Over the past day and a half, Grifka and a few dozen other Oakland Township residents gathered a couple of hundred yards from where FBI agents wearing hard hats and carrying shovels sifted through about a half-acre of red dirt for the remains of a man who became as large in death as he was leading one of America's most powerful labor unions.

Hoffa's rise in the Teamsters, his 1964 conviction for jury-tampering and his presumed murder are Detroit's link to a time when organized crime, public corruption and mob hits held the nation's attention.

Hoffa was last seen July 30, 1975, outside an Oakland County restaurant where he was supposed to meet with a New Jersey Teamsters boss and a Detroit Mafia captain. His body has never been found and Hoffa.

But over the years, authorities have received various tips, leading the FBI to sites near and far.

In 2003, a backyard swimming pool was dug up 90 miles northwest of Detroit. Seven years ago, a tip from an ailing federal inmate led to a two-week search and excavation at a horse farm in the same region. Last year, soil samples were taken from under a concrete slab garage floor north of the city. And detectives even pulled up floorboards from a Detroit house.

No evidence of Hoffa was found.

Other theories have suggested he was entombed in concrete at Giants Stadium in New Jersey, ground up and thrown in a Florida swamp or obliterated in a mob-owned fat-rendering plant.

Detroit's long tradition of organized labor and auto manufacturing means the Hoffa saga still resonates with countless Michigan families.

"Everyone has a connection with Hoffa and the unions," said 47-year-old George Newtown, of Oakland County's Rochester. "I was in high school when he got abducted, and my grandfather was in the union."

To Newtown, it would be exciting if Hoffa's remains are finally found, but he doubts that ever will happen.

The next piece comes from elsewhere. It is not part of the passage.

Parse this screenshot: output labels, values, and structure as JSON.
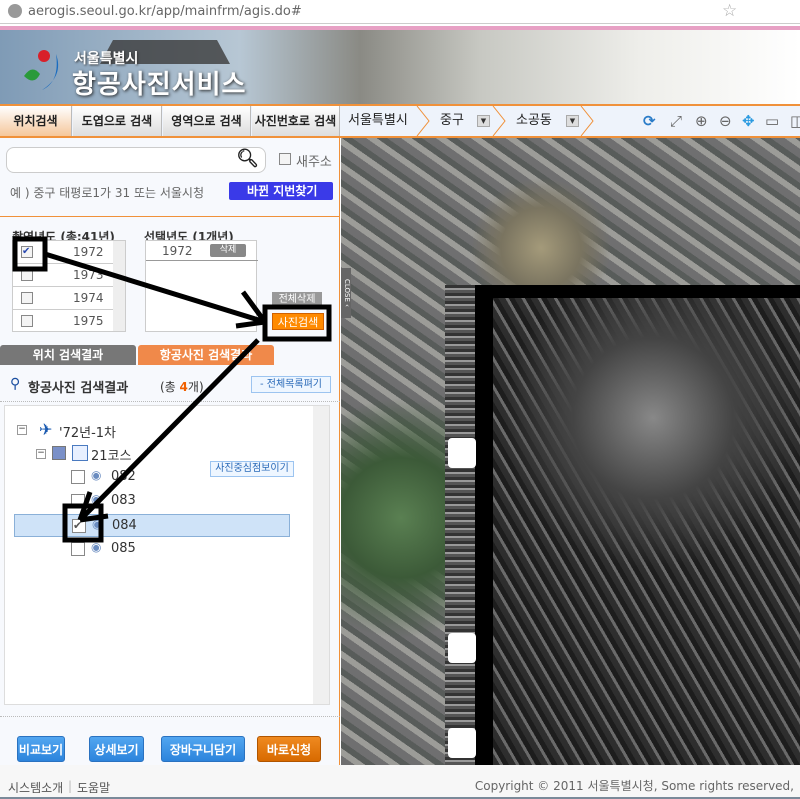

"I just think it's a tightly held secret," he said. "I do want closure, first for Hoffa's family and, I think, in a way for Michigan."

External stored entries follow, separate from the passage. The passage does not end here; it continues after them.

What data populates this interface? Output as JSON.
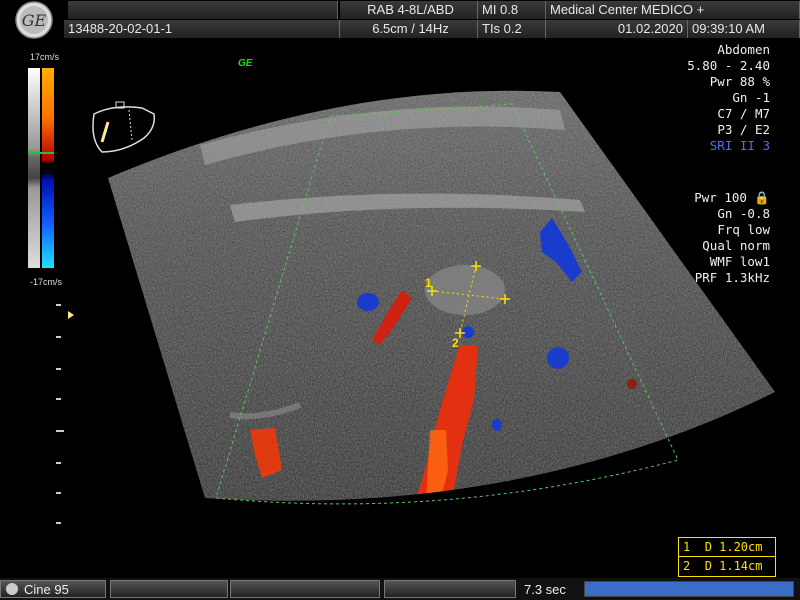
{
  "header": {
    "probe": "RAB 4-8L/ABD",
    "mi": "MI 0.8",
    "institution": "Medical Center MEDICO +",
    "patient_id": "13488-20-02-01-1",
    "depth_freq": "6.5cm / 14Hz",
    "tis": "TIs 0.2",
    "date": "01.02.2020",
    "time": "09:39:10 AM"
  },
  "logo": {
    "text": "GE",
    "icon": "ge-logo-icon"
  },
  "ge_tag": "GE",
  "color_scale": {
    "top": "17cm/s",
    "bottom": "-17cm/s"
  },
  "bmode_params": [
    "Abdomen",
    "5.80 - 2.40",
    "Pwr  88 %",
    "Gn  -1",
    "C7 / M7",
    "P3 / E2"
  ],
  "sri": "SRI II 3",
  "doppler_params": [
    "Pwr 100 🔒",
    "Gn -0.8",
    "Frq low",
    "Qual norm",
    "WMF low1",
    "PRF  1.3kHz"
  ],
  "markers": {
    "m1": "1",
    "m2": "2"
  },
  "measurements": [
    {
      "idx": "1",
      "text": "D 1.20cm"
    },
    {
      "idx": "2",
      "text": "D 1.14cm"
    }
  ],
  "bottom": {
    "cine": "Cine 95",
    "duration": "7.3 sec",
    "progress": 1.0
  },
  "colors": {
    "accent_yellow": "#ffe000",
    "sri_blue": "#4a6cff",
    "progress_blue": "#3a6cc8"
  }
}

The latest tip about Hoffa's remains came from a reputed Mafia captain Tony Zerilli, who, through his lawyer, said Hoffa was buried beneath a concrete slab in a barn in the Oakland Township field.

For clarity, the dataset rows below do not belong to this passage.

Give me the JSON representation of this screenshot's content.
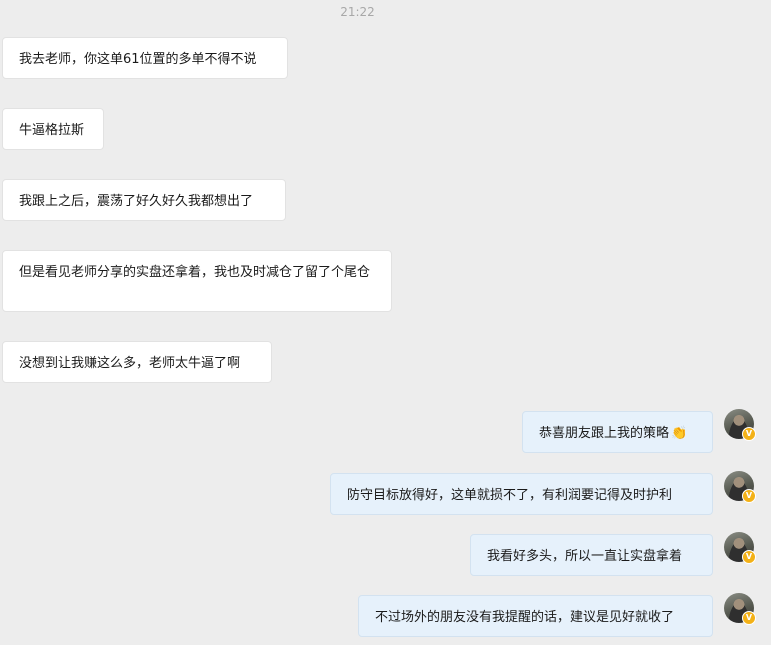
{
  "chat": {
    "timestamp": "21:22",
    "incoming": [
      "我去老师，你这单61位置的多单不得不说",
      "牛逼格拉斯",
      "我跟上之后，震荡了好久好久我都想出了",
      "但是看见老师分享的实盘还拿着，我也及时减仓了留了个尾仓",
      "没想到让我赚这么多，老师太牛逼了啊"
    ],
    "outgoing": [
      "恭喜朋友跟上我的策略",
      "防守目标放得好，这单就损不了，有利润要记得及时护利",
      "我看好多头，所以一直让实盘拿着",
      "不过场外的朋友没有我提醒的话，建议是见好就收了"
    ],
    "emoji_icon": "clapping-hand-icon",
    "avatar_badge": "V"
  }
}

The barn is gone, but FBI agents pored over the field Tuesday for a second day. Forensic anthropologists from Michigan State University were bought in Tuesday to help. Michigan State Police dogs were led through the high grass and weeds in the hopes that their sensitive noses might sniff out a clue trampled over by time and boots.

Zerilli, now 85, was in prison for organized crime when Hoffa disappeared. But he told New York TV station WNBC in January that he was informed about Hoffa's whereabouts after his release. His attorney, David Chasnick, said Zerilli is "intimately involved" with people who know where the body is buried.

Zerilli's mob connections give his story more credibility than tips that spawned past searches, according to Keith Corbett, a former federal prosecutor.

"You have a witness who is in a position to know, who says he has specific information," Corbett said Monday. "The Bureau has left no stone unturned.

"Anytime you look for somebody and don't find the body, it is embarrassing. The thing the public isn't aware of but police know is there are a lot of dead ends in an investigation."

Harmony Kinkle expects the current search will lead to just that — another dead end.

"Things like this don't happen here," said Kinkle, a 28-year-old operations director for a nonprofit. Anything "out-of-the-ordinary brings unexpected excitement out here."